QATAR's NAKILAT ADDITIONAL FINANCING IS SOLIDLY ON TRACK

July 31, 2008 Doha, Qatar

Nakilat Inc., a wholly owned subsidiary of Qatar Gas Transport Company Ltd (Nakilat), successfully has raised US$1.5 billion of debt under its existing program financing (the “Program Financing”) from a group of 12 international and regional banks, together with Korea Export Insurance Corporation (“KEIC”). The incurrence of such debt will keep Nakilat adequately funded and solidly on track to complete its acquisition of a fleet of 25 LNG vessels currently under construction at the shipyards in Korea operated by Daewoo Shipbuilding and Marine Engineering Co., Ltd, Hyundai Heavy Industries Co., Ltd., and Samsung Heavy Industries Co., Ltd.

As a key player in the LNG shipping sector, Nakilat set up its Program Financing and raised US$ 4.3 billion of debt (the “Initial Program Debt”) in December 2006. The Initial Program Debt financing was well received by the market and awarded the “2006 Middle East LNG Deal of the Year” by Euromoney Project Finance and the “Editor’s Choice Deal of the Year” by Marine Money International.

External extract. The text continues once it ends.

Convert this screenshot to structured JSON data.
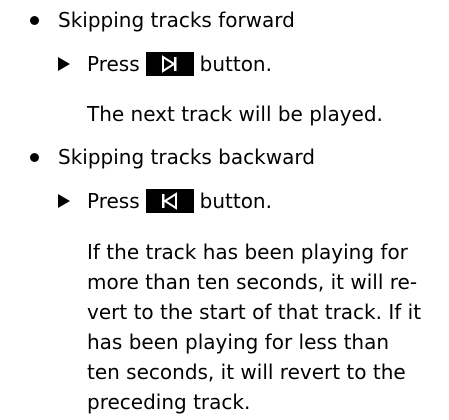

The US$1.5 billion debt financing completed today (the “Tranche II Debt”) is part of the approximately US$ 2.5 billion additional debt (the “Additional Program Debt”) that Nakilat intends to raise over the coming 18 months in line with the flexibility offered by its Program Financing. The Tranche II Debt will be used to fund the construction of Nakilat’s fleet of 25 LNG vessels, each of which is subject to a 25-year time charter to one of Qatar Liquefied Natural Gas Company Limited (II) (“Qatargas II”), Qatar Liquefied Natural Gas Company Limited (3) (“Qatargas 3”), Ras Laffan Liquefied Natural Gas Company Limited (3) (“RasGas 3”) and Qatar Liquefied Gas Company Limited (4) (“Qatargas 4”). The Tranche II debt comprises (i) a US$925 million senior bank facility with a tenor of 17 years, (ii) a US$125 million subordinated bank facility with a tenor of 17 years, and (iii) a US$ 450 million senior bank facility insured by KEIC with a tenor of 12 years.

Nakilat’s fleet of 25 wholly-owned state-of-the-art large LNG vessels will be financed by the Program Financing. In addition to the wholly-owned ships being acquired by Nakilat, QGTC has an ownership stake (43% on average) in 29 other LNG vessels, all of which are backed by long term time charters. According to Muhammad Ghannam, QGTC's Managing Director, Nakilat’s 25 wholly-owned vessels, scheduled to be delivered by the shipyards between 2008 and 2010, will serve as the floating pipeline to carry LNG for the Qatargas II, Qatargas 3, RasGas 3 and Qatargas 4 projects, which will together produce over 77 mmtpa of LNG.

Mr. Ghannam stated, “The Nakilat Inc. Tranche II Debt financing once again proves Nakilat’s prime status in today’s financial market. Investors appreciate the strength of Nakilat in a challenging market. This is best demonstrated by the strong appetite from a group of anchor investors who value the financing underpinned by strong charter contracts with Qatari LNG projects. We look forward to closing the remaining financings for the Additional Program Debt and will continue to strive to identify additional high-yield investment opportunities to maximize returns to our shareholders.”

Rajeev Kannan, Group Head of Structured Finance Asia Pacific, who successfully led SMBC’s financial advisory team for the transaction, was happy that the transaction was warmly received by the bank finance market before reaching the successful close.

Mr. Kannan said, “When we advised our client to set up the Program Financing in 2006, the financing arrangement was challenging yet innovative and flexible. There were a number of significant “firsts” – the first time a program approach was used to finance a fleet of LNG vessels and simultaneous financial close of various funding sources – bank debt, bonds and export credits. The merits of these “firsts” are clearer seen in today’s market. We are very pleased to see that, with the flexibility inbuilt in the thoughtful program; our client manages to tap the best financing sources to fulfill their ongoing finance requirement.”

SMBC served as overall financial advisor in the Tranche II Debt. Latham & Watkins advised Nakilat on commercial and legal matters while Skadden, Arps, Slate, Meagher & Flom advised the lending group. Independent consultants on the deal included Lloyd’s Register EMEA, Drewery Shipping Consultants, Marsh Ltd, and Stone & Webster Consultants. Holman Fenwick & Willan advised Nakilat Inc. and QGTC on time charter, ship building and ship management contracts.